The Friday 5×2: KNAK (1280 AM Salt Lake City), 12/5/69

We visited KNAK in Salt Lake City earlier this year, so let’s jump a little ahead from that and check out their survey from December of 1969. There are 12 songs here, because there are two double-"A" side songs, which you’ll see shortly.

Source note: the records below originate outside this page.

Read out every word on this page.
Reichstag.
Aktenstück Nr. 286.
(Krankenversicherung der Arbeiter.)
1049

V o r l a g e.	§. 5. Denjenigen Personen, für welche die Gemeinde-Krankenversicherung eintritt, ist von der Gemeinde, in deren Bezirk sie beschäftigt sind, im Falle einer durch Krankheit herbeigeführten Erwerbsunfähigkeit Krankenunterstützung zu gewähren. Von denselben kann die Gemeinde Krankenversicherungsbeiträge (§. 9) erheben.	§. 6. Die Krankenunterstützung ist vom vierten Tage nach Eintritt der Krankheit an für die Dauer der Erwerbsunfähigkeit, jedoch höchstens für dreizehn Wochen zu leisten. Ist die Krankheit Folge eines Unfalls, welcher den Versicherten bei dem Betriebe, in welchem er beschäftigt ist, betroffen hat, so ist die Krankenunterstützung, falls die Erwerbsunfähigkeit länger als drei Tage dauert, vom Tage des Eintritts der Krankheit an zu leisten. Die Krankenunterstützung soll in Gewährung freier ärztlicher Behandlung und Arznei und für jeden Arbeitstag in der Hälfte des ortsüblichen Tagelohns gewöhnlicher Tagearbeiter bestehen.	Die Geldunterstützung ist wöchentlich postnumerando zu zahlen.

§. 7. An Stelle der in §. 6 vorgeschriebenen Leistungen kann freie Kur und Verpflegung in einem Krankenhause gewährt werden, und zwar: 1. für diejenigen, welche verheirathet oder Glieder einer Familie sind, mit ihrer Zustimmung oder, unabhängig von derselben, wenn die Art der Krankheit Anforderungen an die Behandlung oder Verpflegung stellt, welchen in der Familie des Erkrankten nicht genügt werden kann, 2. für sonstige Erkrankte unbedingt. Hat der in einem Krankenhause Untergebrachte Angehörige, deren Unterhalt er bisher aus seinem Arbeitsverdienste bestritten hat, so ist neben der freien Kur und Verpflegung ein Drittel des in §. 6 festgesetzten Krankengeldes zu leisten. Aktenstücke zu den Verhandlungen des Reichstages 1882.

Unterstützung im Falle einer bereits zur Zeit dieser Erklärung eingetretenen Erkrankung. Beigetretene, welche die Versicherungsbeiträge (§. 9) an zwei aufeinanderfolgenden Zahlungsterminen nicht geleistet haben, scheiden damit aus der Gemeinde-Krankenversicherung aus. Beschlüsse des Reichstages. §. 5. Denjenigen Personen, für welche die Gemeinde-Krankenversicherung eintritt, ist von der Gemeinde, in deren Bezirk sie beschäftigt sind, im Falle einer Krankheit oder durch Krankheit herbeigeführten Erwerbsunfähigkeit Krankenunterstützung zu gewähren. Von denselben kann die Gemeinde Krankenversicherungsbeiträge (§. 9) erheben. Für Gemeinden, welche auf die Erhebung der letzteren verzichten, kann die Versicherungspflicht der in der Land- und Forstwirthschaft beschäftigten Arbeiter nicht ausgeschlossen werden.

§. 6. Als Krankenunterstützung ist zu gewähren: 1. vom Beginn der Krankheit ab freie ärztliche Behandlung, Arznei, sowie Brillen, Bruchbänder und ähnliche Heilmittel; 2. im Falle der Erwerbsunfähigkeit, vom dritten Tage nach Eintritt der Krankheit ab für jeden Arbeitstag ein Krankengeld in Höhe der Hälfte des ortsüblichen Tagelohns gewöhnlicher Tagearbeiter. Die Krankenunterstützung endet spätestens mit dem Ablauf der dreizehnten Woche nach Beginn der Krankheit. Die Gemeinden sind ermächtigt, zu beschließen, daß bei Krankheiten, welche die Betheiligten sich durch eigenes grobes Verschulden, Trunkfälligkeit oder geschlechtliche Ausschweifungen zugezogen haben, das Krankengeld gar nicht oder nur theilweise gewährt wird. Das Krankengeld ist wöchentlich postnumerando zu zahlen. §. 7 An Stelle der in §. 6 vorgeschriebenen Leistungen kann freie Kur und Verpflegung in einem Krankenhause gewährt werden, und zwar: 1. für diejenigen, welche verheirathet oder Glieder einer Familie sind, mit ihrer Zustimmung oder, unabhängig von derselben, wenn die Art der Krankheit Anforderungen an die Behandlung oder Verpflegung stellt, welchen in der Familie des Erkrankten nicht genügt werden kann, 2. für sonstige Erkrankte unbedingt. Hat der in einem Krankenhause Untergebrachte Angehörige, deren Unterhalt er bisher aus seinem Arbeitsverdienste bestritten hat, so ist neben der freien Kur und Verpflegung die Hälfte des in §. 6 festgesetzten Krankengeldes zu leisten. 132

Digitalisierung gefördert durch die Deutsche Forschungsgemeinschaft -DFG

  • #10: The Tokens, "She Lets Her Hair Down" True one-hit wonders (1961’s "The Lion Sleeps Tonight" reached #1 and was their only Top 40 hit), they reached #61 on the Hot 100 and #43 in Canada with this. Seems strange. I heard this for the first time today.
  • #9: The Grass Roots, "Heaven Knows" A minor hit that reached #24 on the Hot 100 (Cash Box had it at #13 and Record World had it at #12), It was sandwiched between "I’d Wait A Million Years" and "Temptation Eyes."
  • #8: Stevie Wonder, "Yester-me, Yester-you, Yesterday" Stevie hadn’t reached his "woke" period of the early ’70’s just yet and was still cranking out songs like this, which reached #7 on the Hot 100, #5 on the R&B chart, and #10 on the Adult Contemporary chart.
  • #7: Neil Diamond, "Holly Holy" Neil’s changing record labels from Bang to Uni resulted in his being better promoted. This followed the success of "Sweet Caroline" and reached #6.
  • #6: The Beatles, "Come Together"/"Something" Allen Klein, who had been hired to run Apple, had this single released because the company needed the money. It went to #1 in the US and #4 in the UK.
  • #5: Mel & Tim, "Backfield In Motion" Mel & Tim hailed from Holly Springs, Mississippi and moved to Chicago, where they were discovered by "The Duke Of Earl," Gene Chandler. This was their only song to reach the Top 40 on the Pop chart; it reached #4 on the R&B chart and they had a second hit on the R&B chart, "Starting All Over Again," in 1972.
  • #4: Three Dog Night, "Eli’s Coming" Great song by a great songwriter (Laura Nyro) and performed by a great band (Three Dog Night). This was their third Top 10 sinle in a row, raching #10 in the US and #8 in Canada.
  • #3: Creedence Clearwater Revival, "Fortunate Son"/"Down On The Corner" two A side songs helped this to #3 on the Hot 100. Creedence had five records reach #2 but never one that went all the way.
  • #2: Peter Paul & Mary, "Leaving On A Jet Plane" A song by John Denver that ended up being PP&M’s only #1 hit.
  • #1: Diana Ross & The Supremes, "Someday We’ll Be Together" Their last #1 together, as Diana Ross would start her solo career in 1970.

And that’s The Friday 5×2 for December 6, 2019.